Film adaptations of his own novels include First Love, Last Rites (1997), The Cement Garden (1993) and The Comfort of Strangers (1991), for which Harold Pinter wrote the screenplay, and Atonement (2007). His novel On Chesil Beach (2007), was shortlisted for the 2007 Man Booker Prize for Fiction, and winner of the British Book Awards Book of the Year and Author of the Year Awards.
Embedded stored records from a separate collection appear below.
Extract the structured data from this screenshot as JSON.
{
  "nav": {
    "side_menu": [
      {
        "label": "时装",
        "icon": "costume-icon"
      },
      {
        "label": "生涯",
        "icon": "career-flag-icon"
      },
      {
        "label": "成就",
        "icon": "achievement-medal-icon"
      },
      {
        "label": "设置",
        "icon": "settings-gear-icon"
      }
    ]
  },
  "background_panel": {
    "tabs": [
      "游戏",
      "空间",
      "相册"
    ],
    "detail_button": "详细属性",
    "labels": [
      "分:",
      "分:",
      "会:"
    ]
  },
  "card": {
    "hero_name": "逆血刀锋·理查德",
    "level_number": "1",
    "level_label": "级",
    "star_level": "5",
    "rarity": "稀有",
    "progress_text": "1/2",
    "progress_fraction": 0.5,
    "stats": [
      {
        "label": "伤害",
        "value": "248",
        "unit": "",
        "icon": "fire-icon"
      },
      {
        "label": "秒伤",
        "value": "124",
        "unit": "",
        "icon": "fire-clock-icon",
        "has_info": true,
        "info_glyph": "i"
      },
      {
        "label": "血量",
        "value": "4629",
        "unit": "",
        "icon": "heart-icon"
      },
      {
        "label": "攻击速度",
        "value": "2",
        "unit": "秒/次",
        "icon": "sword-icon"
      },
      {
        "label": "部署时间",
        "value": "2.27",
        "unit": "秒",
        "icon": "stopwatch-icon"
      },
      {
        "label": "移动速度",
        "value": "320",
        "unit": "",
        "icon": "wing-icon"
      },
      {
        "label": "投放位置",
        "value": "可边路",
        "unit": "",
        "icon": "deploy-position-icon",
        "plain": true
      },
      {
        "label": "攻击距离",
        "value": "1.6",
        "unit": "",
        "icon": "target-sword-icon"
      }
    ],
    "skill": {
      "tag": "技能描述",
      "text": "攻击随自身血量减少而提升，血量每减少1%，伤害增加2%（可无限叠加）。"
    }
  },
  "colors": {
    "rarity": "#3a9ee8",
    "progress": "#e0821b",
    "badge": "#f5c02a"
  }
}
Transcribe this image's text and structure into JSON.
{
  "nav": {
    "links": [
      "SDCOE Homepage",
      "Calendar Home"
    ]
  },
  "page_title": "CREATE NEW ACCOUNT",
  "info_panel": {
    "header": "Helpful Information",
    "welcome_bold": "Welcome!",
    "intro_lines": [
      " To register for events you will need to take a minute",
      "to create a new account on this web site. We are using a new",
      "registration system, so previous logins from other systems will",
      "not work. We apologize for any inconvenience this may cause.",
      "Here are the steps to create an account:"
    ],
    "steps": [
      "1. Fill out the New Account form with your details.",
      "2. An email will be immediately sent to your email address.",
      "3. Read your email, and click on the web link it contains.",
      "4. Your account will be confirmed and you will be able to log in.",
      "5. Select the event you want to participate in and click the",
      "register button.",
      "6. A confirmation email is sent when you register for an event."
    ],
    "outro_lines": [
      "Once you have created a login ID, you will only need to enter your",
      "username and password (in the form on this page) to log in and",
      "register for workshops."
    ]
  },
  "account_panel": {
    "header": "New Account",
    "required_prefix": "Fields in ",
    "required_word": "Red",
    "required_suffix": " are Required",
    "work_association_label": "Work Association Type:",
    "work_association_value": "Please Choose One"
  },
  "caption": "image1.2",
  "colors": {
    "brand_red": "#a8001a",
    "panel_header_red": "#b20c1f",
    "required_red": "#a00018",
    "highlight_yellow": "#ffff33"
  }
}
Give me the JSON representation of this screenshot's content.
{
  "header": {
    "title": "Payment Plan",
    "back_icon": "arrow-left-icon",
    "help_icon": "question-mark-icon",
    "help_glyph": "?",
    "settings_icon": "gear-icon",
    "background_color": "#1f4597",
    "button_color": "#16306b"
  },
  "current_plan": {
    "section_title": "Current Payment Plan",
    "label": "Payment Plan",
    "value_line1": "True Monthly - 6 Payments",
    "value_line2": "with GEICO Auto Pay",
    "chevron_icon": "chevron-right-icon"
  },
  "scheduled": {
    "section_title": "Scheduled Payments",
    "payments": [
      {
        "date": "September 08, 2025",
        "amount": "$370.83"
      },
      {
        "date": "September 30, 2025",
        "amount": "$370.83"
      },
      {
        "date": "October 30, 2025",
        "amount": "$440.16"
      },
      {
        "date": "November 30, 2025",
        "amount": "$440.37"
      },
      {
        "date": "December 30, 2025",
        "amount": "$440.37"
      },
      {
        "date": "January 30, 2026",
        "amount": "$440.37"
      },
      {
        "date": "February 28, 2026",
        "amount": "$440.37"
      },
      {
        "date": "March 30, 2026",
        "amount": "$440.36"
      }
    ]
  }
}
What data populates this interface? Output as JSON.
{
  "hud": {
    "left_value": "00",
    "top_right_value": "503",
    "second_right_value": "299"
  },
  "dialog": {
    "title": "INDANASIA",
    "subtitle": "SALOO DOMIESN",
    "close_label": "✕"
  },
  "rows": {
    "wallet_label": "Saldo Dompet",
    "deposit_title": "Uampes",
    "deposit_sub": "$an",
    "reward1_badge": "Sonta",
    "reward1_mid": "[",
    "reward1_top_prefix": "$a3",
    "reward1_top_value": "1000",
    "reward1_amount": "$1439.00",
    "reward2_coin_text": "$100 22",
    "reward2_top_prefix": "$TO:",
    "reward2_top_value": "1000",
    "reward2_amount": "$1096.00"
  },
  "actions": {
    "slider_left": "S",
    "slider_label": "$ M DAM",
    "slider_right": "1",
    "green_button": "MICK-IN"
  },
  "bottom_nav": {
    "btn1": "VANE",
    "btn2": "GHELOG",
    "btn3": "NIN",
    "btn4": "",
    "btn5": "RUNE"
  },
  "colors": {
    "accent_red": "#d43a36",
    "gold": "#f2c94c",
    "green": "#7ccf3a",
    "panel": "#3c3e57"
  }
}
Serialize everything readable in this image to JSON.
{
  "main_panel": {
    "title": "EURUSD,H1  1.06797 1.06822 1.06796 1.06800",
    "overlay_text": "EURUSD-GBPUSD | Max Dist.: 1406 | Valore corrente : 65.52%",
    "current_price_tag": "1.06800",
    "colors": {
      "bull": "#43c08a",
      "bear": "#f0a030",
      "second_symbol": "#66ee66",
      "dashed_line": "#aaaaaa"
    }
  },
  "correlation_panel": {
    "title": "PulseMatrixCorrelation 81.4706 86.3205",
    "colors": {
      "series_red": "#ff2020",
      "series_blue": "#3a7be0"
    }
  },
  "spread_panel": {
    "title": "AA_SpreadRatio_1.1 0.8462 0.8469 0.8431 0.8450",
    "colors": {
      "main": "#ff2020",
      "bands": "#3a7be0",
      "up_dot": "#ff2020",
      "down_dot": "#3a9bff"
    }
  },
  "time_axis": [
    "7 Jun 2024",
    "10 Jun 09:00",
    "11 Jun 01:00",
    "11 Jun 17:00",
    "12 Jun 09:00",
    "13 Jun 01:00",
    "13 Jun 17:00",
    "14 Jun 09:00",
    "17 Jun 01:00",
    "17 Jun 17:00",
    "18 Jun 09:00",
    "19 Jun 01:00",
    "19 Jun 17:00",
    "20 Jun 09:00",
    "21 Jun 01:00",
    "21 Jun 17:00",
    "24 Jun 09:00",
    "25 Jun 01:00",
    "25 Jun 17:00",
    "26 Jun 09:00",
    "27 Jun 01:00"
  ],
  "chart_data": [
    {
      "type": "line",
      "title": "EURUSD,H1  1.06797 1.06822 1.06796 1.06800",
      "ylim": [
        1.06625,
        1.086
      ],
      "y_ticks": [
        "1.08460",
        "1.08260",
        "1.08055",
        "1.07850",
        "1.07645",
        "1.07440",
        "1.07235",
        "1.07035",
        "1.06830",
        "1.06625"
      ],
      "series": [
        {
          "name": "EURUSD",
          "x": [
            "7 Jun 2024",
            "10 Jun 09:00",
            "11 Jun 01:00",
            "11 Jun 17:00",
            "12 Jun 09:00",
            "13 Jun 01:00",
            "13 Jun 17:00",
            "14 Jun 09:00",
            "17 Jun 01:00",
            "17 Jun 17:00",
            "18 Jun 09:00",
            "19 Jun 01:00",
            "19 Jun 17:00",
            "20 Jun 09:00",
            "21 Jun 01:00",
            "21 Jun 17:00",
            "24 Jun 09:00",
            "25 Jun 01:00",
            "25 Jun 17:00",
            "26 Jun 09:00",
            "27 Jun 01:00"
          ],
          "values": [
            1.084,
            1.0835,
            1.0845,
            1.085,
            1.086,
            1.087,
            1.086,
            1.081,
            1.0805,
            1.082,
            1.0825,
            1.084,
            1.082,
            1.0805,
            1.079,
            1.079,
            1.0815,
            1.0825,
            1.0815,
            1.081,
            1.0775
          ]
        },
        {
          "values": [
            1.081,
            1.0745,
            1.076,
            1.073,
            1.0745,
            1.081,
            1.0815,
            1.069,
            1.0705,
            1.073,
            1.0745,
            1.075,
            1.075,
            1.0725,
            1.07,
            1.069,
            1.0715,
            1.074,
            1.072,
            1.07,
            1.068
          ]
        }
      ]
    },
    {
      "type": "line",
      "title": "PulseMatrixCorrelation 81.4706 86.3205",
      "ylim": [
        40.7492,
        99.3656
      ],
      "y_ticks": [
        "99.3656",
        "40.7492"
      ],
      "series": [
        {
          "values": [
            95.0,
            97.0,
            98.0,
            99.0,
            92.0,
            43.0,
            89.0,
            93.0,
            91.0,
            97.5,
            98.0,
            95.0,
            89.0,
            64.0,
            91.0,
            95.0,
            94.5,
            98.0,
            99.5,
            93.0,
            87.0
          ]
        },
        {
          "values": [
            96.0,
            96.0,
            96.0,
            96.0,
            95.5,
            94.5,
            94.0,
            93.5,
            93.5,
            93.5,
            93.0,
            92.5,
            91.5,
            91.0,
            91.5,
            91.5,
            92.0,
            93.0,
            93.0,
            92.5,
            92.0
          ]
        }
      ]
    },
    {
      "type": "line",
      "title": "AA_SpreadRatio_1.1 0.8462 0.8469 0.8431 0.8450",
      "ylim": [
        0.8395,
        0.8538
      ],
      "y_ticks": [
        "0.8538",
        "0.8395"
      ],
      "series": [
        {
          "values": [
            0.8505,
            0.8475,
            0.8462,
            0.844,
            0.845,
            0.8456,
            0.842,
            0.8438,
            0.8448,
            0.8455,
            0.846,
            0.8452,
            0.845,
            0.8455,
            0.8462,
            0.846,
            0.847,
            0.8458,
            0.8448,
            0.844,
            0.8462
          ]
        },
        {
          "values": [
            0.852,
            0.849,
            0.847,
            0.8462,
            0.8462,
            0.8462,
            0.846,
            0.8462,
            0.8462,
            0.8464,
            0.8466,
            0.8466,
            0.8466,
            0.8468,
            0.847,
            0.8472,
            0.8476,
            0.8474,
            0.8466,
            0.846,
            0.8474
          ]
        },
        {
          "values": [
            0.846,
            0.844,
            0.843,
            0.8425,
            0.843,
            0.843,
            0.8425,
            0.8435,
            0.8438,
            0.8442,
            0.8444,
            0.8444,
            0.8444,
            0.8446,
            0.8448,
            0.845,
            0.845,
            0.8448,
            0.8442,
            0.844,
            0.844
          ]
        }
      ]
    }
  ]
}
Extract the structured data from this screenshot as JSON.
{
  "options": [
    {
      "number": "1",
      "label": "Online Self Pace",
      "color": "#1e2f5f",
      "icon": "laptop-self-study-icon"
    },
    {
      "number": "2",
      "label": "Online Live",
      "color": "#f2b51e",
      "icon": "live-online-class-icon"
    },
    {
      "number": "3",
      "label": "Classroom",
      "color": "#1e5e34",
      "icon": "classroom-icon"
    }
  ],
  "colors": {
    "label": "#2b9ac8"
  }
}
Recent books are For You (2008), the libretto to a new opera about an ageing conductor/composer, with music by Michael Berkeley; the novel Solar (2010), a satirical novel focusing on climate change, winner of the 2010 Bollinger Everyman Wodehouse Prize; Sweet Tooth (2012); and The Children Act (2014). Ian McEwan lives in London. Other interesting information: http://www.theparisreview.org/interviews/393/the-art-of-fiction-no-173-ian-mcewan http://www.nytimes.com/books/98/12/27/reviews/981227.27pritcht.html

Topics for Discussion 1. Talk about the tone of this novel. Is it ironic? Humorous? Menacing? 2. Think about Clive and Vernon and your feelings about each at different stages of the novel. Did those feelings change? If so, at what key points? 3. This novel is funny--the Siamese twins story, the sub-editor who could not spell--talk about the role of humor in the novel. 4. The author suggests that years and success narrow life. Is this true to your experience? 5. Is everybody in Amsterdam a hypocrite?